Ian Allinson, the grassroots socialist candidate in the Unite General Secretary election, talks about how his campaign is already helping shake things up and preventing the debate drifting rightwards.
One of the aims of my campaign is to strengthen the networks of activists who want to see a more vibrant, bottom up, union that is more effective in standing up to employers. This will be essential whoever the next General Secretary is. So I was delighted when London bus workers got involved with producing a specific leaflet.
The leaflet caused quite a stir. Not only did it highlight bullying and disciplinaries, and the huge pay disparities, it also asked whether the momentum of the London-wide pay campaign was squandered merely to avoid embarrassing Sadiq Khan and revealed that Unite wasted an opportunity to coordinate action with the other unions on the London Underground. It highlighted the unaccountability of the Unite representative on the TfL board. I pledged to call together a conference of Unite reps and activists on the buses, and invite activists from all the underground unions to explore how we can coordinate action and fight for the renationalisation of London buses.

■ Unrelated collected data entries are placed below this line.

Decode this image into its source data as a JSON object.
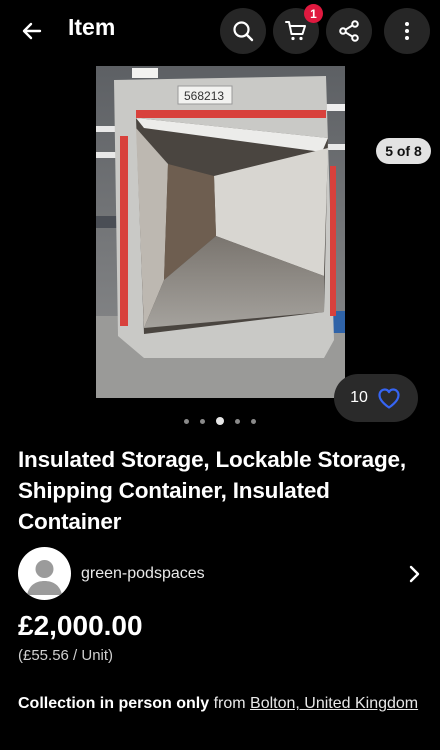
{
  "header": {
    "title": "Item",
    "cart_count": "1"
  },
  "gallery": {
    "counter": "5 of 8",
    "watch_count": "10",
    "dot_count": 5,
    "active_dot": 2,
    "photo_label": "568213"
  },
  "listing": {
    "title": "Insulated Storage, Lockable Storage, Shipping Container, Insulated Container",
    "seller_name": "green-podspaces",
    "price": "£2,000.00",
    "unit_price": "(£55.56 / Unit)",
    "collection_label": "Collection in person only",
    "collection_from": " from ",
    "collection_location": "Bolton, United Kingdom"
  },
  "colors": {
    "background": "#000000",
    "button_bg": "#262626",
    "badge": "#e0193f",
    "heart": "#3665f3"
  },
  "icons": [
    "back-arrow-icon",
    "search-icon",
    "cart-icon",
    "share-icon",
    "more-vertical-icon",
    "heart-icon",
    "chevron-right-icon",
    "avatar-placeholder-icon"
  ]
}
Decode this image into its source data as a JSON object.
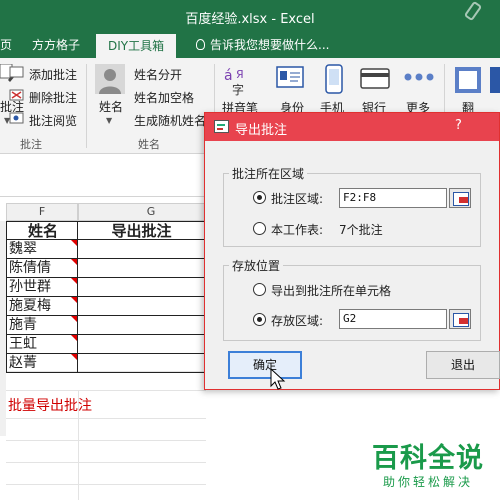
{
  "window": {
    "title": "百度经验.xlsx - Excel"
  },
  "tabs": {
    "tab1": "页",
    "tab2": "方方格子",
    "active": "DIY工具箱",
    "tellme": "告诉我您想要做什么..."
  },
  "ribbon": {
    "annot_left": "批注",
    "add_comment": "添加批注",
    "delete_comment": "删除批注",
    "browse_comment": "批注阅览",
    "group_comment": "批注",
    "name_button": "姓名",
    "split_name": "姓名分开",
    "add_space": "姓名加空格",
    "random_name": "生成随机姓名",
    "group_name": "姓名",
    "pinyin": "拼音笔",
    "id_card": "身份",
    "phone": "手机",
    "bank": "银行",
    "more": "更多",
    "translate": "翻"
  },
  "sheet": {
    "col_f": "F",
    "col_g": "G",
    "header_name": "姓名",
    "header_export": "导出批注",
    "names": [
      "魏翠",
      "陈倩倩",
      "孙世群",
      "施夏梅",
      "施青",
      "王虹",
      "赵菁"
    ],
    "note": "批量导出批注"
  },
  "dialog": {
    "title": "导出批注",
    "help": "?",
    "section_area": "批注所在区域",
    "opt_comment_area": "批注区域:",
    "comment_area_value": "F2:F8",
    "opt_worksheet": "本工作表:",
    "worksheet_count": "7个批注",
    "section_store": "存放位置",
    "opt_export_to_cell": "导出到批注所在单元格",
    "opt_store_area": "存放区域:",
    "store_area_value": "G2",
    "ok": "确定",
    "exit": "退出"
  },
  "watermark": {
    "big": "百科全说",
    "small": "助你轻松解决"
  },
  "colors": {
    "excel_green": "#217346",
    "dialog_red": "#e8434e",
    "comment_red": "#e00000",
    "watermark_green": "#1a9a4a"
  }
}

Now, by an amazing coincidence, Unite has issued this news release, quoting Len McCluskey (didn’t he step down for the campaign?) addressing a London bus workers conference, talking about needing to tackle pay inequality. If this is more than election-period rhetoric, everyone should throw themselves into the campaign, but keep building up the networks of activists so that the campaign can’t be thrown under a bus again.

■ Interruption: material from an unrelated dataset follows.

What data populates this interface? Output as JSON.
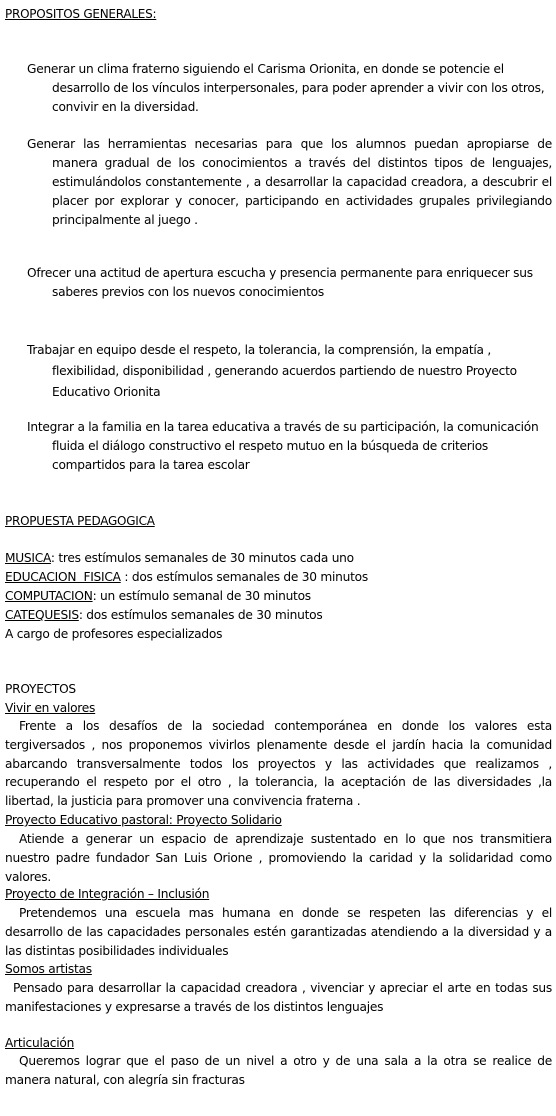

There’s something of a pattern developing. North Sea oil activists are frustrated at what they see as partnership arrangements with employers and a lack of communication from union officials. Their unofficial networks organised an online hustings for the General Secretary candidates, though I was the only one to take part. Not long afterwards, McCluskey’s campaign issued a statement about offshore workers (claiming credit for everything the members have achieved).

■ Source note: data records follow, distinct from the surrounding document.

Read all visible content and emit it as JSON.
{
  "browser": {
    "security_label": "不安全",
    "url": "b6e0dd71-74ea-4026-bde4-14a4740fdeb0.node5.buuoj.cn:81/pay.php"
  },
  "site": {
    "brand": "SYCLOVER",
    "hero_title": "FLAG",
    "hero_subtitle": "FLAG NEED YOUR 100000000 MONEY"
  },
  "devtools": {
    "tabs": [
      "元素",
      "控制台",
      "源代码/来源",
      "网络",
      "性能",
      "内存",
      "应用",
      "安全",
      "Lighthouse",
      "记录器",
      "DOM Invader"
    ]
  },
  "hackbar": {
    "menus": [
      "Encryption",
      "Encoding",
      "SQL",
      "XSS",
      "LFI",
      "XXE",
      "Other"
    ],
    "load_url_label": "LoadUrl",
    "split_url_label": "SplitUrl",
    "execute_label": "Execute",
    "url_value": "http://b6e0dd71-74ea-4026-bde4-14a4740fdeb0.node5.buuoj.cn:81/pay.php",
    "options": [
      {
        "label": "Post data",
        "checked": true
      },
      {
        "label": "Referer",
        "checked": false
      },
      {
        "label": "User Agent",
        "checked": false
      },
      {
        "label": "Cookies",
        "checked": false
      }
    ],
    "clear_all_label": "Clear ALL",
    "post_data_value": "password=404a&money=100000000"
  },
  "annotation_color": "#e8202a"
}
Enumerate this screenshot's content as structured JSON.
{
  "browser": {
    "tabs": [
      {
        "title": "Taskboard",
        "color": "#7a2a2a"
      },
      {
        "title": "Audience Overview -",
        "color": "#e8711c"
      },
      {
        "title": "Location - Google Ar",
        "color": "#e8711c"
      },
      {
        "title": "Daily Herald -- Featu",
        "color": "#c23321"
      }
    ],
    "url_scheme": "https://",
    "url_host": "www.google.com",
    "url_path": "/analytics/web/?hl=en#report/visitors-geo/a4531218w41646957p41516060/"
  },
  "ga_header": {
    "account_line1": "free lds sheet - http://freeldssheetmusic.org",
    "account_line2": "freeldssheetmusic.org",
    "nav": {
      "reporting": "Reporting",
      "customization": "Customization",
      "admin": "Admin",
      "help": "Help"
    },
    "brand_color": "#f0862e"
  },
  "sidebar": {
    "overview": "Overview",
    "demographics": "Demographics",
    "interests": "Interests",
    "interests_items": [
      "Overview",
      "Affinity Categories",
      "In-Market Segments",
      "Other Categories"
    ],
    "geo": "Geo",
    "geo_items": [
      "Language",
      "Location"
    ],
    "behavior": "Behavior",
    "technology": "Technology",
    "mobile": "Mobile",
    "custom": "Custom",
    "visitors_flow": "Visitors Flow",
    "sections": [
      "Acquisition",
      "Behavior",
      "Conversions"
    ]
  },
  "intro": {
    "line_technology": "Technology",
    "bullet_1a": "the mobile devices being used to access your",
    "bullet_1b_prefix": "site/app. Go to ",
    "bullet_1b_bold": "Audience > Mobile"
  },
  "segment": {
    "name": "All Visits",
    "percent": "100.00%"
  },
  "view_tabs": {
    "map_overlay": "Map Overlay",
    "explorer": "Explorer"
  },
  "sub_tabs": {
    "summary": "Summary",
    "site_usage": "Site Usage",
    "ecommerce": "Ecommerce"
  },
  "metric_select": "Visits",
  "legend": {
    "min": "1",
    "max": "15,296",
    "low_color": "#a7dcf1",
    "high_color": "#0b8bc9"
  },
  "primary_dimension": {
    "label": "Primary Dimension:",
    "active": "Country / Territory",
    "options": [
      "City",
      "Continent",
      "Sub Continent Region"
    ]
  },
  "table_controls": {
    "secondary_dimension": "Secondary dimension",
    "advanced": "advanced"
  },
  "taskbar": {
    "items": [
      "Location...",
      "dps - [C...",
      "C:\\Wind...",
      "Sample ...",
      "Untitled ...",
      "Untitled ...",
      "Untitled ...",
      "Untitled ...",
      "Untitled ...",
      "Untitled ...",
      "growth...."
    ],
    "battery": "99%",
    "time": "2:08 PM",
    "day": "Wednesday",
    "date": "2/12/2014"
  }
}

If there wasn’t a rank and file left challenge, this contest would have continued in the same vein as McCluskey’s campaign launch, backsliding on workers rights to travel freely and be treated equally to try to fend off right-winger Coyne. We would have seen the great shuffling right show. Instead, where activists resist the pressure to fall in line behind the union establishment, McCluskey is being forced to respond to pressure from below. If my candidacy has contributed to that process then I am delighted.